It's the birthday of Margaret (Sturm) Millar, born February 5, 1915 in Kitchener, Canada. She had less than a typical childhood. Some of her earliest memories involve walking to school past a slaughterhouse, whose stench and sounds of bellowing, dying animals was impossible to ignore. She spent her reading time with the pulp magazine Black Mask, which she devoured with relish. “Some kinds of addiction are considered incurable,” she would say later.
After attending the University of Toronto she married Kenneth Millar, and they moved to California while he served in the navy. She began writing after she was forced to remain in bed following the birth of her daughter. At first, she typed her husband's stories, then began to create her own. Her first novel, The Invisible Worm, was published by Doubleday to critical acclaim. The New Yorker called her "a writer of considerable voltage". She plunged into her second book and never looked back. More psychological thrillers followed, The Devil Loves Me in 1942, Fire Will Freeze in 1944, Do Evil in Return in 1950.
Hollywood bought some of her stories, and she was a favorite of Alfred Hitchcock, who adapted two of her novels, including Beast In View, for his television series.

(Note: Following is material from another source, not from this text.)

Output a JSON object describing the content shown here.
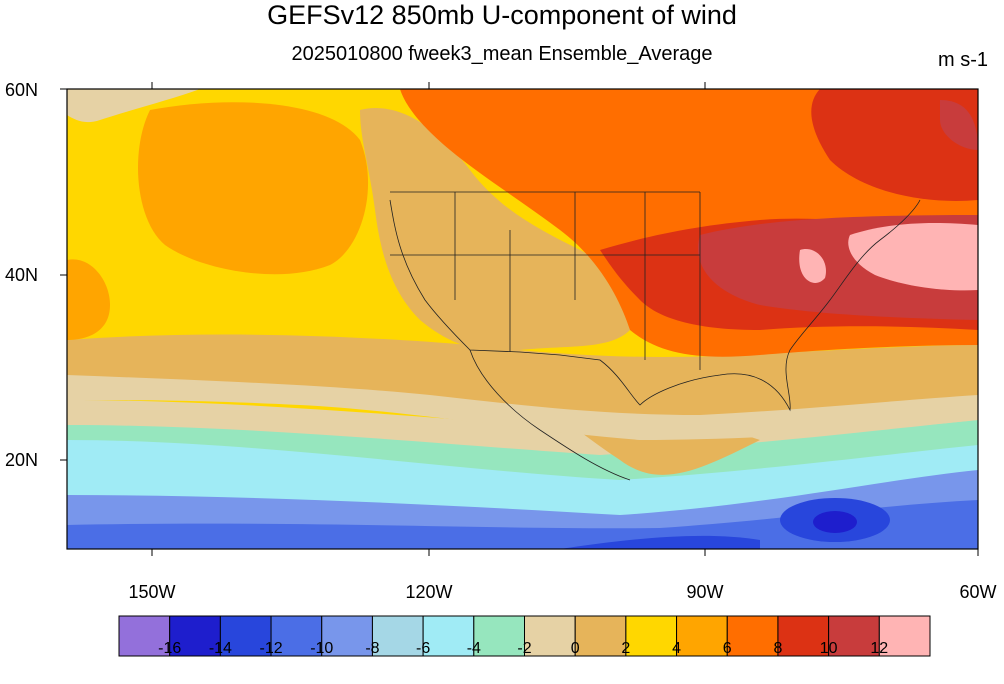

In 1956, she won an Edgar Award for Beast in View from the Mystery Writers of America. She was the group's President in 1957, and received a Grand Master Award from the MWA in 1983. Her short story, The People Across The Canyon was featured in the recently released anthology, Troubled Daughters, Twisted Wives. It was also reprinted in Alfred Hitchcock Mystery Magazine in the November 2005 issue as a Mystery Classic. You can listen to an audio broadcast of the story here.
Tragedy struck her family later in life. Her daughter died at the age of 31 and her husband suffered from Alzheimer's before his death in 1983. Macular Degeneration took her eyesight. She coped by writing. She told the Los Angeles Times in an interview, "If I couldn't write now I'd probably go off my rocker. Writing keeps me sane--or as sane as I am," She died in 1994.
You can read more about her in Kathleen Sharp's article from the LA Review of Books, The Dangerous Housewife, and Sarah Weinman's article in the National Post, Margaret Millar: The Original Canadian Queen of Crime.
Sarah also included Beast In View in a new collection of suspense novels which she edited. Women Crime Writer's of the 1940s and 50s was released last September by the Library of America.